Лодка у него была старая, протекала, и от движений мальчугана вода в лодке вместе с деревянным ковшиком перекатывалась и грохотала. Обеими руками Алёша поймался за куст вербы, и верба задымилась золотым дымом пыльцы, и лёгкий дым этот коснулся лица мальчика. Ковшиком Алёша взялся вычерпывать воду из лодки и недалеко от себя на чистоплёске увидел тёмное осклизлое бревно.
На дальнем конце бревна — хвост, точь-в-точь как у рыбы.

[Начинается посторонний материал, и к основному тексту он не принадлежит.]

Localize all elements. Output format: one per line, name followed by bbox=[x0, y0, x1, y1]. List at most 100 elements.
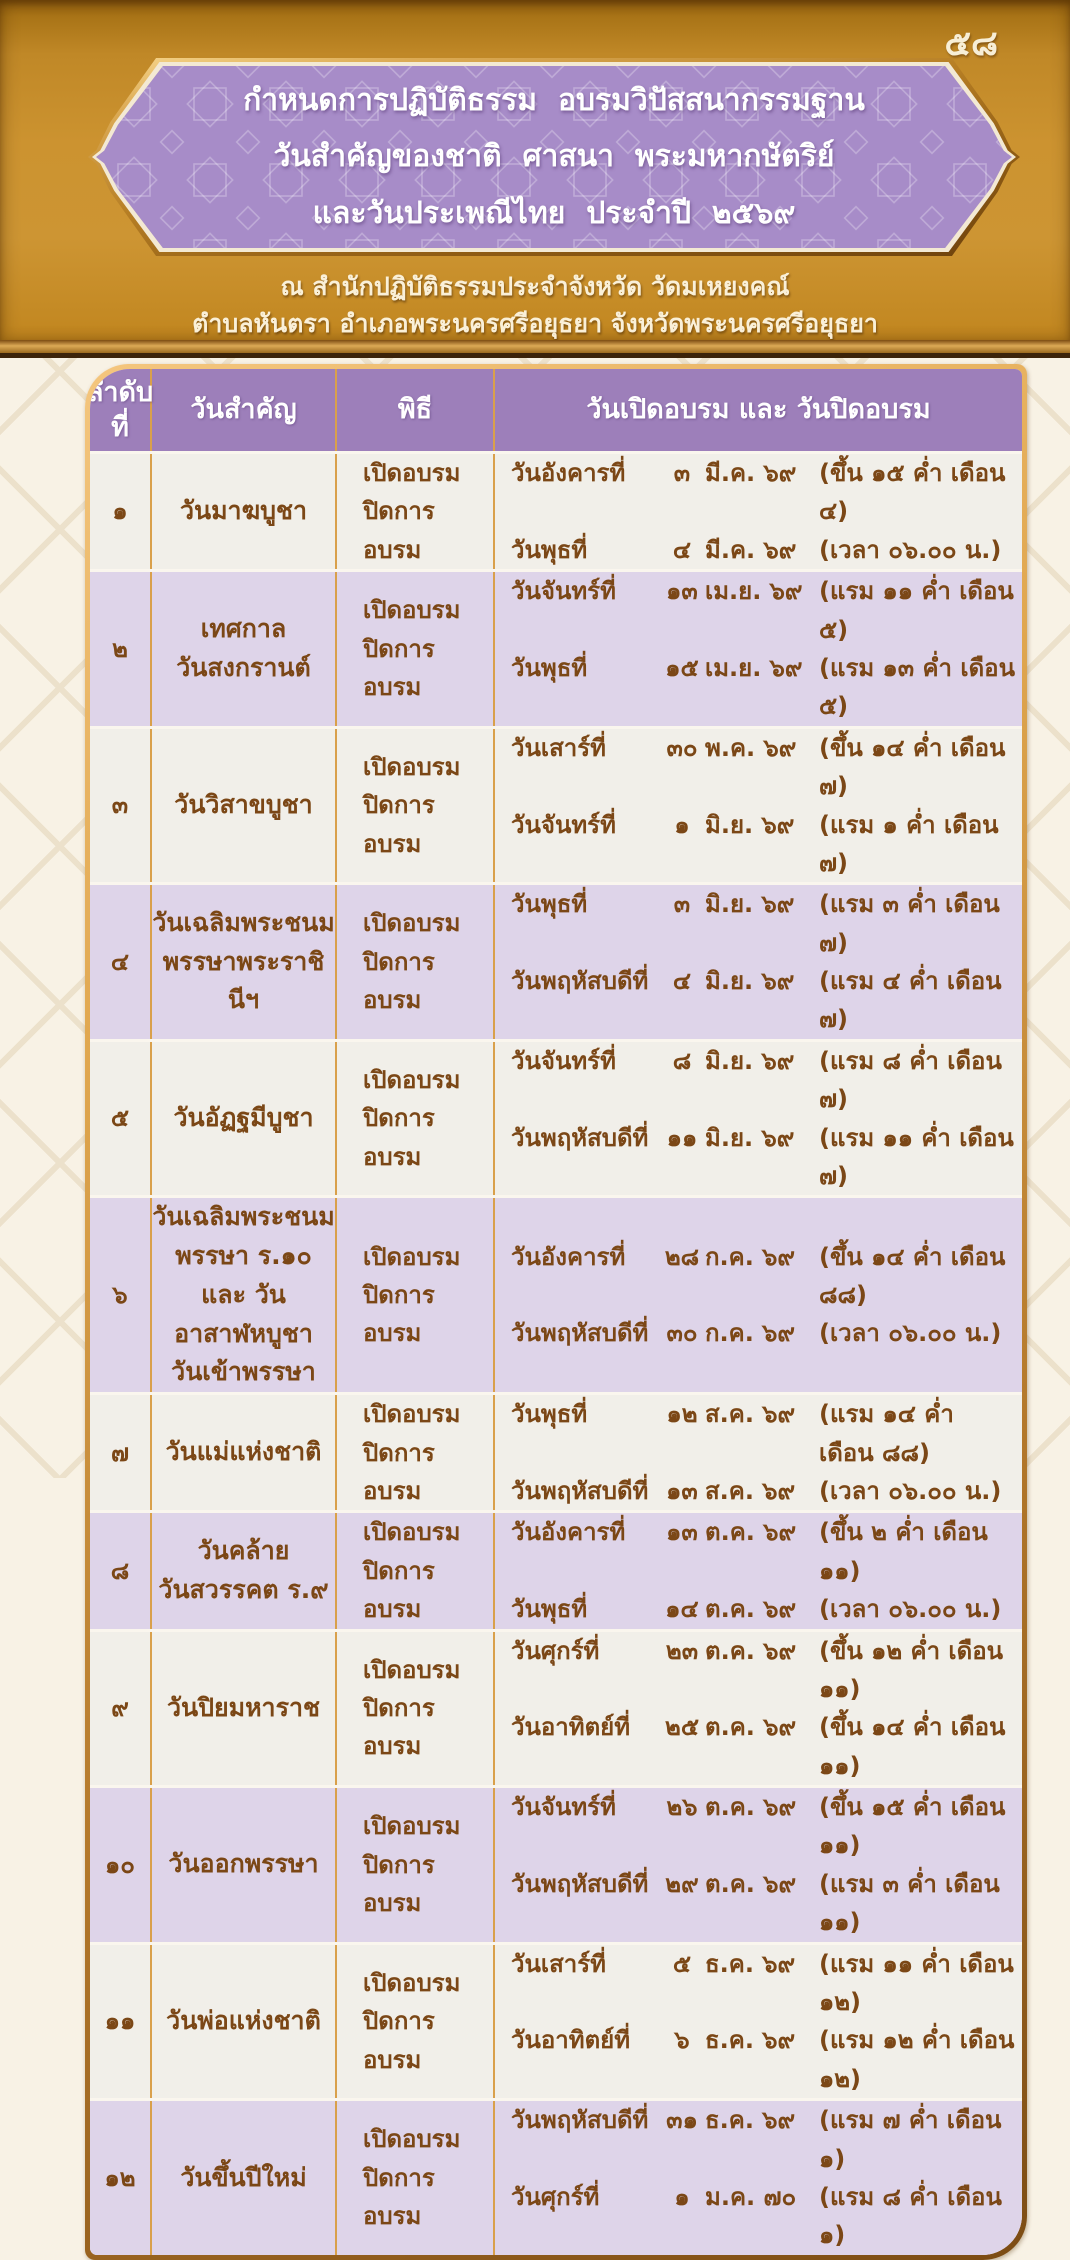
dates-cell: วันอังคารที่ ๓ มี.ค. ๖๙ (ขึ้น ๑๕ ค่ำ เดื… bbox=[495, 454, 1022, 569]
open-month-year: ต.ค. ๖๙ bbox=[705, 1518, 797, 1547]
open-date-line: วันอังคารที่ ๓ มี.ค. ๖๙ (ขึ้น ๑๕ ค่ำ เดื… bbox=[511, 454, 1016, 531]
address-line: ตำบลหันตรา อำเภอพระนครศรีอยุธยา จังหวัดพ… bbox=[192, 309, 878, 338]
open-month-year: มิ.ย. ๖๙ bbox=[705, 1046, 795, 1075]
open-day-number: ๓๑ bbox=[666, 2106, 698, 2135]
close-day-number: ๑ bbox=[674, 810, 690, 839]
open-lunar-note: (แรม ๑๑ ค่ำ เดือน ๑๒) bbox=[819, 1949, 1014, 2017]
close-month-year: ต.ค. ๖๙ bbox=[705, 1595, 797, 1624]
close-month-year: มิ.ย. ๖๙ bbox=[705, 967, 795, 996]
close-lunar-note: (ขึ้น ๑๔ ค่ำ เดือน ๑๑) bbox=[819, 1713, 1006, 1780]
open-day-name: วันจันทร์ที่ bbox=[511, 577, 616, 606]
ceremony-open-label: เปิดอบรม bbox=[363, 752, 461, 781]
open-date-line: วันเสาร์ที่ ๕ ธ.ค. ๖๙ (แรม ๑๑ ค่ำ เดือน … bbox=[511, 1945, 1016, 2022]
open-day-number: ๑๓ bbox=[666, 1518, 698, 1547]
open-day-number: ๘ bbox=[672, 1046, 692, 1075]
table-row: ๑๑ วันพ่อแห่งชาติ เปิดอบรม ปิดการอบรม วั… bbox=[90, 1941, 1022, 2099]
panel-background bbox=[96, 66, 1012, 248]
row-number: ๙ bbox=[90, 1631, 152, 1786]
close-lunar-note: (แรม ๘ ค่ำ เดือน ๑) bbox=[819, 2182, 1002, 2250]
ceremony-close-label: ปิดการอบรม bbox=[363, 1556, 435, 1624]
important-day-cell: เทศกาล วันสงกรานต์ bbox=[152, 572, 337, 726]
ceremony-cell: เปิดอบรม ปิดการอบรม bbox=[337, 1395, 495, 1511]
close-date-line: วันจันทร์ที่ ๑ มิ.ย. ๖๙ (แรม ๑ ค่ำ เดือน… bbox=[511, 806, 1016, 883]
close-month-year: ธ.ค. ๖๙ bbox=[705, 2026, 796, 2055]
close-day-name: วันพฤหัสบดีที่ bbox=[511, 967, 649, 996]
close-month-year: มี.ค. ๖๙ bbox=[705, 535, 797, 564]
open-day-number: ๒๖ bbox=[666, 1793, 698, 1822]
title-line-2: วันสำคัญของชาติ ศาสนา พระมหากษัตริย์ bbox=[273, 139, 835, 175]
band-divider-line bbox=[0, 353, 1070, 358]
open-day-name: วันจันทร์ที่ bbox=[511, 1046, 616, 1075]
close-day-name: วันพฤหัสบดีที่ bbox=[511, 1319, 649, 1348]
ceremony-cell: เปิดอบรม ปิดการอบรม bbox=[337, 2101, 495, 2255]
close-day-name: วันพฤหัสบดีที่ bbox=[511, 1869, 649, 1898]
open-lunar-note: (ขึ้น ๒ ค่ำ เดือน ๑๑) bbox=[819, 1518, 988, 1585]
open-lunar-note: (ขึ้น ๑๕ ค่ำ เดือน ๑๑) bbox=[819, 1793, 1006, 1860]
header-no: ลำดับ ที่ bbox=[90, 369, 153, 451]
open-month-year: ส.ค. ๖๙ bbox=[705, 1400, 796, 1429]
close-day-number: ๑๕ bbox=[665, 653, 699, 682]
close-day-number: ๓๐ bbox=[666, 1319, 698, 1348]
star-lattice-pattern bbox=[96, 66, 1012, 248]
dates-cell: วันอังคารที่ ๒๘ ก.ค. ๖๙ (ขึ้น ๑๔ ค่ำ เดื… bbox=[495, 1198, 1022, 1392]
table-row: ๘ วันคล้าย วันสวรรคต ร.๙ เปิดอบรม ปิดการ… bbox=[90, 1510, 1022, 1629]
open-date-line: วันเสาร์ที่ ๓๐ พ.ค. ๖๙ (ขึ้น ๑๔ ค่ำ เดือ… bbox=[511, 729, 1016, 806]
important-day-cell: วันคล้าย วันสวรรคต ร.๙ bbox=[152, 1513, 337, 1629]
row-number: ๕ bbox=[90, 1041, 152, 1196]
open-date-line: วันพฤหัสบดีที่ ๓๑ ธ.ค. ๖๙ (แรม ๗ ค่ำ เดื… bbox=[511, 2101, 1016, 2178]
close-date-line: วันพุธที่ ๑๔ ต.ค. ๖๙ (เวลา ๐๖.๐๐ น.) bbox=[511, 1590, 1016, 1628]
open-date-line: วันอังคารที่ ๒๘ ก.ค. ๖๙ (ขึ้น ๑๔ ค่ำ เดื… bbox=[511, 1238, 1016, 1315]
close-lunar-note: (แรม ๑๑ ค่ำ เดือน ๗) bbox=[819, 1123, 1014, 1191]
table-header-row: ลำดับ ที่ วันสำคัญ พิธี วันเปิดอบรม และ … bbox=[90, 369, 1022, 451]
open-day-number: ๒๓ bbox=[665, 1636, 699, 1665]
title-line-1: กำหนดการปฏิบัติธรรม อบรมวิปัสสนากรรมฐาน bbox=[243, 82, 865, 118]
dates-cell: วันพุธที่ ๑๒ ส.ค. ๖๙ (แรม ๑๔ ค่ำ เดือน ๘… bbox=[495, 1395, 1022, 1510]
important-day-cell: วันขึ้นปีใหม่ bbox=[152, 2101, 337, 2255]
close-date-line: วันอาทิตย์ที่ ๖ ธ.ค. ๖๙ (แรม ๑๒ ค่ำ เดือ… bbox=[511, 2021, 1016, 2098]
open-month-year: ต.ค. ๖๙ bbox=[705, 1793, 797, 1822]
row-number: ๗ bbox=[90, 1395, 152, 1511]
close-date-line: วันพฤหัสบดีที่ ๑๑ มิ.ย. ๖๙ (แรม ๑๑ ค่ำ เ… bbox=[511, 1119, 1016, 1196]
close-month-year: เม.ย. ๖๙ bbox=[705, 653, 803, 682]
table-row: ๔ วันเฉลิมพระชนม พรรษาพระราชินีฯ เปิดอบร… bbox=[90, 882, 1022, 1039]
close-date-line: วันพุธที่ ๔ มี.ค. ๖๙ (เวลา ๐๖.๐๐ น.) bbox=[511, 531, 1016, 569]
ceremony-cell: เปิดอบรม ปิดการอบรม bbox=[337, 885, 495, 1039]
open-date-line: วันพุธที่ ๑๒ ส.ค. ๖๙ (แรม ๑๔ ค่ำ เดือน ๘… bbox=[511, 1395, 1016, 1472]
dates-cell: วันพฤหัสบดีที่ ๓๑ ธ.ค. ๖๙ (แรม ๗ ค่ำ เดื… bbox=[495, 2101, 1022, 2255]
open-day-number: ๑๒ bbox=[666, 1400, 698, 1429]
row-number: ๑๒ bbox=[90, 2101, 152, 2255]
table-row: ๒ เทศกาล วันสงกรานต์ เปิดอบรม ปิดการอบรม… bbox=[90, 569, 1022, 726]
open-date-line: วันจันทร์ที่ ๑๓ เม.ย. ๖๙ (แรม ๑๑ ค่ำ เดื… bbox=[511, 572, 1016, 649]
row-number: ๑ bbox=[90, 454, 152, 570]
important-day-cell: วันมาฆบูชา bbox=[152, 454, 337, 570]
close-day-name: วันพุธที่ bbox=[511, 1595, 588, 1624]
ceremony-open-label: เปิดอบรม bbox=[363, 1812, 461, 1841]
open-month-year: เม.ย. ๖๙ bbox=[705, 577, 803, 606]
ceremony-open-label: เปิดอบรม bbox=[363, 2125, 461, 2154]
title-panel: กำหนดการปฏิบัติธรรม อบรมวิปัสสนากรรมฐาน … bbox=[88, 58, 1020, 256]
open-lunar-note: (ขึ้น ๑๔ ค่ำ เดือน ๗) bbox=[819, 733, 1006, 801]
close-month-year: ต.ค. ๖๙ bbox=[705, 1713, 797, 1742]
close-day-name: วันพฤหัสบดีที่ bbox=[511, 1123, 649, 1152]
close-day-name: วันอาทิตย์ที่ bbox=[511, 2026, 631, 2055]
ceremony-open-label: เปิดอบรม bbox=[363, 1968, 461, 1997]
important-day-cell: วันพ่อแห่งชาติ bbox=[152, 1944, 337, 2099]
open-lunar-note: (ขึ้น ๑๕ ค่ำ เดือน ๔) bbox=[819, 459, 1006, 526]
close-lunar-note: (แรม ๔ ค่ำ เดือน ๗) bbox=[819, 967, 1002, 1034]
close-lunar-note: (เวลา ๐๖.๐๐ น.) bbox=[819, 1319, 1002, 1348]
ceremony-close-label: ปิดการอบรม bbox=[363, 1104, 435, 1171]
table-body: ๑ วันมาฆบูชา เปิดอบรม ปิดการอบรม วันอังค… bbox=[90, 451, 1022, 2255]
open-day-name: วันพฤหัสบดีที่ bbox=[511, 2106, 649, 2135]
close-day-number: ๔ bbox=[672, 535, 692, 564]
open-day-name: วันจันทร์ที่ bbox=[511, 1793, 616, 1822]
page-number: ๕๘ bbox=[944, 24, 999, 64]
header-band: ๕๘ bbox=[0, 0, 1070, 340]
close-day-number: ๔ bbox=[672, 967, 692, 996]
open-day-number: ๓ bbox=[673, 459, 691, 487]
schedule-table-frame: ลำดับ ที่ วันสำคัญ พิธี วันเปิดอบรม และ … bbox=[85, 364, 1027, 2260]
header-ceremony: พิธี bbox=[337, 369, 495, 451]
open-day-name: วันเสาร์ที่ bbox=[511, 1949, 606, 1978]
important-day-cell: วันอัฏฐมีบูชา bbox=[152, 1041, 337, 1196]
close-month-year: มิ.ย. ๖๙ bbox=[705, 1123, 795, 1152]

Алёша замер с ковшом воды в руках.
Бревно это или не бревно?
Позади, где хвост, узкое, а спереди широкое. Там, где самая ширина, в воде, как белые корешки, колеблются усы. А по бокам — плавники, прозрачные и ребристые.
Сом!
Живой? Едва ли.
Живой давным-давно испугался бы Алёшиной лодки. А этот — не пошевелится. Жалко сома, да что делать?
Ничего.
Алёша вычерпал всю воду из лодки, заскрёб дно досуха, зачистил, как тарелку ложкой, и обнаружил, что плавники у сома колышутся.
Живой! Живёхонек!
Чего он тогда не уплывает?
Тише тихого Алёша подплыл к сому, положил шест вдоль лодки, затяжно вздохнул, голой рукой дотронулся до спины сома, тотчас отдёрнул руку — рыбина не шелохнулась.

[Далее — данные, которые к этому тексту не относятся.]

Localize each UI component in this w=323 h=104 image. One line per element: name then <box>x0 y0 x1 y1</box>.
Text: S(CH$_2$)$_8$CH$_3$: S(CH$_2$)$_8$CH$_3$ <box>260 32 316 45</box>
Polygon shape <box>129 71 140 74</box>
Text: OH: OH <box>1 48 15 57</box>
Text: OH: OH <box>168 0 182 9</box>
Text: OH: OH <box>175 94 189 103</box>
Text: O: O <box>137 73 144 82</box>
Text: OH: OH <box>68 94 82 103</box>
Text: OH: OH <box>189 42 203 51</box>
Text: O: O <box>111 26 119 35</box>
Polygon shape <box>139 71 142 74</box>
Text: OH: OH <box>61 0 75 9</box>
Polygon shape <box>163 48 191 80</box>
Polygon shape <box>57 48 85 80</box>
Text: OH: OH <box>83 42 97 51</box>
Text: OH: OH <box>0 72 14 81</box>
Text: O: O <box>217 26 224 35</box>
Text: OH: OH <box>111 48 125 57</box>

Может, сом ничего не видит, не чувствует? Глаза-то у него где?
Есть и глаза — недалеко от усов. Только больно маленькие, сонные. Не выспались глаза. Или переспали. Кто их знает?
А лоб у сома широкий. Видимо, о чём-то он думает. О чём?

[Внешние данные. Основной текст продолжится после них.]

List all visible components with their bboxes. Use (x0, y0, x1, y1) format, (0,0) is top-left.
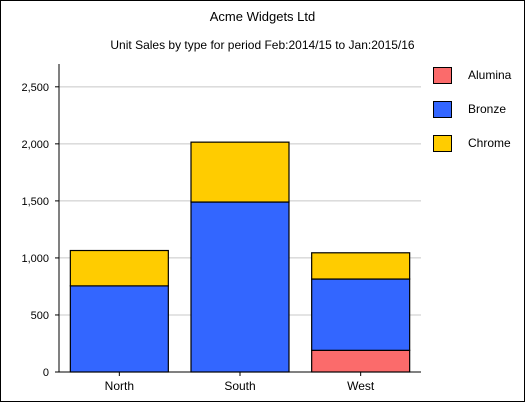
legend-label-bronze: Bronze (468, 102, 507, 116)
legend-swatch-chrome (433, 134, 452, 152)
x-tick-label: West (347, 379, 375, 393)
bar-bronze-west (311, 278, 411, 351)
bar-chrome-west (311, 252, 411, 280)
bar-chrome-north (69, 249, 169, 287)
chart-subtitle: Unit Sales by type for period Feb:2014/1… (110, 38, 415, 52)
bar-bronze-north (69, 285, 169, 373)
y-tick-label: 0 (43, 367, 49, 379)
bar-alumina-west (311, 349, 411, 373)
legend-swatch-bronze (433, 100, 452, 118)
chart-title: Acme Widgets Ltd (209, 9, 316, 24)
legend-label-alumina: Alumina (468, 68, 512, 82)
bar-bronze-south (190, 201, 290, 373)
legend-item-alumina: Alumina (433, 65, 511, 85)
y-tick-label: 1,500 (21, 196, 49, 208)
x-tick-label: South (224, 379, 255, 393)
y-tick-label: 2,500 (21, 82, 49, 94)
legend: Alumina Bronze Chrome (433, 65, 511, 167)
y-tick-label: 2,000 (21, 139, 49, 151)
legend-item-bronze: Bronze (433, 99, 511, 119)
legend-swatch-alumina (433, 66, 452, 84)
x-tick-label: North (105, 379, 134, 393)
legend-item-chrome: Chrome (433, 133, 511, 153)
y-tick-label: 1,000 (21, 253, 49, 265)
bar-chrome-south (190, 141, 290, 203)
y-tick-label: 500 (31, 310, 49, 322)
legend-label-chrome: Chrome (468, 136, 511, 150)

Алёша свесил руку с борта лодки. До чего же тёплая вода в затоне, как парное молоко, если не теплее!..
Сом старый, видно, дедушка. Внучата у него есть. Правнучата. Всплыл на весеннюю завалинку и думает о жизни: холода пережил, буду жить дальше.
И совсем он не страшный, этот сом. Большой, добродушный, усатый.
Алёша погладил сома по спине, по голове, пощекотал за плавниками, как за ушами у коровушки почесал. Подумал, не подёргать ли за усы? Да побоялся: как бы тот не рассердился…
— Алексей!
Мальчуган вздрогнул от окрика.
Сюда на чёрной смолёной лодке плыл лесной объездчик Исай Никандрович Головин — приятель Алёшиного отца, большой любитель ухи. Алёша сразу понял, что этот сома не приласкает, и тихо спросил:
— Чего?..
Исай Никандрович подгрёб к сому с другого бока и спросил:
— Дохлый?
Врать Алёша не умел, а правду сказать не решился и промолчал.
Безо всякого уважения Исай Никандрович подёргал сома за плавник и заключил:
— Дохлый. Лёд нынче толстый был. Сом и задохнулся.
И спросил, закуривая:
— Чего ты тут делаешь?
Алёша открыл рот, чтобы рассказать, что плывёт он по делу на ту сторону залива — посмотреть на яблони. Яблони эти они с отцом сажали прошлой осенью… Но ничего этого Алёша сказать не успел. Исай Никандрович закусил папиросу жёлтыми зубами и шёпотом сообщил:
— Он — бес! — хвостом шевелит.
— Где?..
— А вон! Руль-то у него — будь здоров. Видишь или нет?
— Вижу…
— Жирный какой! Уха из него — одним наваром сыт будешь. А у меня, как на грех, с собой ни ружья, ни топора. У тебя нет?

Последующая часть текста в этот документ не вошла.